The Times of India, rated 3.5 out of 5 stars, stating that "Vetri Maaran delivers yet another solid action drama that keeps us engrossed from start to finish." Behindwoods rated 3.25/5, stating that "Asuran is an engaging watch with strong performances, interesting plot and an amazing emotional connect with the audience throughout." Krupa Ge from Silverscreen said, "Asuran is a bloody revenge saga, that's also weirdly enough about the futility of violence... Watching the film, after reading the book (Vekkai), feels like dipping in and out of the novel, to wander off to the sides of the pages, filled with detours and notes. It starts where the novel starts, but goes back and forth, imagining what could have been."

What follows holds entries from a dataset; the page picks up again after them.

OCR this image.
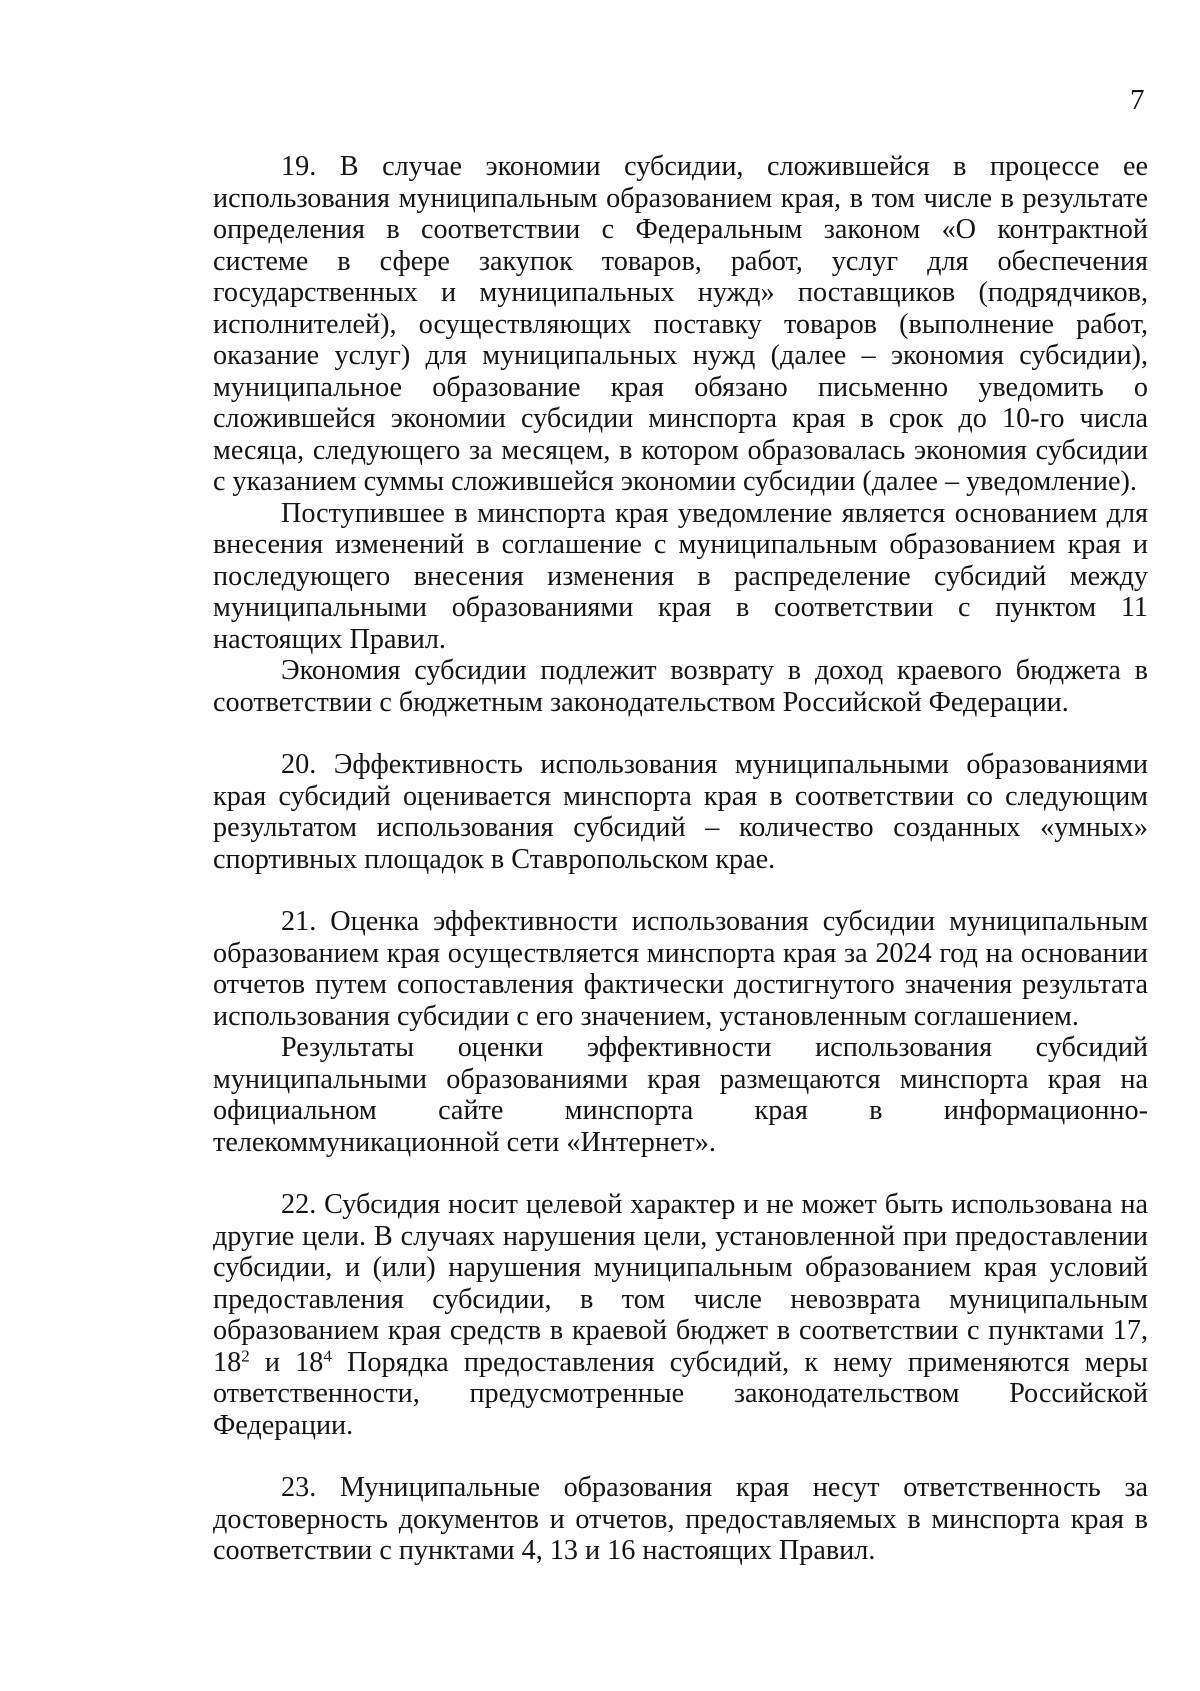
7

19. В случае экономии субсидии, сложившейся в процессе ее использования муниципальным образованием края, в том числе в результате определения в соответствии с Федеральным законом «О контрактной системе в сфере закупок товаров, работ, услуг для обеспечения государственных и муниципальных нужд» поставщиков (подрядчиков, исполнителей), осуществляющих поставку товаров (выполнение работ, оказание услуг) для муниципальных нужд (далее – экономия субсидии), муниципальное образование края обязано письменно уведомить о сложившейся экономии субсидии минспорта края в срок до 10-го числа месяца, следующего за месяцем, в котором образовалась экономия субсидии с указанием суммы сложившейся экономии субсидии (далее – уведомление).

Поступившее в минспорта края уведомление является основанием для внесения изменений в соглашение с муниципальным образованием края и последующего внесения изменения в распределение субсидий между муниципальными образованиями края в соответствии с пунктом 11 настоящих Правил.

Экономия субсидии подлежит возврату в доход краевого бюджета в соответствии с бюджетным законодательством Российской Федерации.

20. Эффективность использования муниципальными образованиями края субсидий оценивается минспорта края в соответствии со следующим результатом использования субсидий – количество созданных «умных» спортивных площадок в Ставропольском крае.

21. Оценка эффективности использования субсидии муниципальным образованием края осуществляется минспорта края за 2024 год на основании отчетов путем сопоставления фактически достигнутого значения результата использования субсидии с его значением, установленным соглашением.

Результаты оценки эффективности использования субсидий муниципальными образованиями края размещаются минспорта края на официальном сайте минспорта края в информационно-телекоммуникационной сети «Интернет».

22. Субсидия носит целевой характер и не может быть использована на другие цели. В случаях нарушения цели, установленной при предоставлении субсидии, и (или) нарушения муниципальным образованием края условий предоставления субсидии, в том числе невозврата муниципальным образованием края средств в краевой бюджет в соответствии с пунктами 17, $18^2$ и $18^4$ Порядка предоставления субсидий, к нему применяются меры ответственности, предусмотренные законодательством Российской Федерации.

23. Муниципальные образования края несут ответственность за достоверность документов и отчетов, предоставляемых в минспорта края в соответствии с пунктами 4, 13 и 16 настоящих Правил.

Gauthaman Baskaran from News18, gave contrary reviews by rating the film 2 out of 5, stating that "Coming at a time when graphic and lurid on-screen violence is being questioned and even condemned, Asuran would appear needlessly falling back to the old formula." Baradwaj Rangan of Film Companion South wrote, "None of the characters feel fully formed because the timelines feel rushed. We don't feel time and lives weigh down on us the way it did in Vada Chennai or Visaranai. Maybe it's the on/off voiceovers, which feel like hastily applied band-aids over sore spots in the storytelling. But the bigger absence is the lack of set pieces. Vetri Maaran seems to be holding back almost deliberately, as though mirroring his leading man".

A critic from the HuffPost wrote that the film has taken inspiration from Kilvenmani massacre of 1968, using as a plot device.

===Box office===
Asuran grossed approximately ₹16 crore in Tamil Nadu in its first weekend. The film collected ₹3.35 crore in Kerala in 10 days. The film grossed over ₹66.25 crore worldwide.

== Accolades ==

| Year | Award | Category | Recipient(s) | Result | Ref |
| 2020 | Zee Cine Awards | Best Director | Vetrimaaran | Won |  |
| Best Actor | Dhanush | Won |
| Best Background Score | G. V. Prakash Kumar | Won |
| Best Costume Designer | Perumal Selvam | Won |
| Best Female Playback Singer | Saindhavi | Nominated |
| Best Actress | Manju Warrier | Nominated |
| Favourite Heroine | Manju Warrier | Nominated |
| Favourite Hero | Dhanush | Nominated |
| Find of the Year | Ken Karunas | Won |
| 2020 | Ananda Vikatan Cinema Awards | Best Director | Vetrimaaran | Won |  |
| Best Actor - Male | Dhanush | Won |
| Best Actor-Female | Manju Warrier | Nominated |
| Best Supporting Actor | Ken Karunas | Nominated |
| Best Art Direction | Jacki | Won |
| Best Playback Singer – Female | Saindhavi | Won |
| Best Lyricist | Yugabharathi | Won |
| Best Makeup Artist | Banu Nellai V. Shanmugam K. Velmurugan | Won |
| 2020 | 22nd Asianet Film Awards | Best Female Actress (Tamil) | Manju Warrier | Won |  |
| 2020 | Norway Tamil Film Festival Awards | Best Film | Kalaipuli S. Thanu | Won |  |
| Best Director | Vetrimaaran | Won |
| Best Playback Singer – Female | Saindhavi | Won |
| Best Stunt Choreography | Peter Hein | Won |
| 2021 | 67th National Film Awards | Best Actor | Dhanush | Won |  |
| Best Feature Film in Tamil | V Creations (Producer) Vetrimaaran (Director) | Won |
| 2021 | 9th SIIMA Awards | Best Director | Vetrimaaran | Won |  |
| Best Film | Asuran | Nominated |
| Best Actor | Dhanush | Won |
| Best Actress | Manju Warrier | Nominated |
| Best Actress (Critics) | Manju Warrier | Won |
| Best Cinematographer | R. Velraj | Won |
| Best Debut Actor | Ken Karunas | Won |
| Best Lyrics | Yuga Bharthi -Ellu Vaya Pookalae | Nominated |
| Best Male Playback Singer | Velmurugan | Nominated |
| Best Female Playback Singer | Saindhavi | Won |
| Best Music Director | G. V. Prakash Kumar | Nominated |

== Remake ==
Asuran was remade in Telugu as Naarappa in 2021, starring Venkatesh and directed by Srikanth Addala. Kalaipuli S. Thanu returned as the producer of the film along with Daggubati Suresh Babu under their banners V. Creations and Suresh Productions.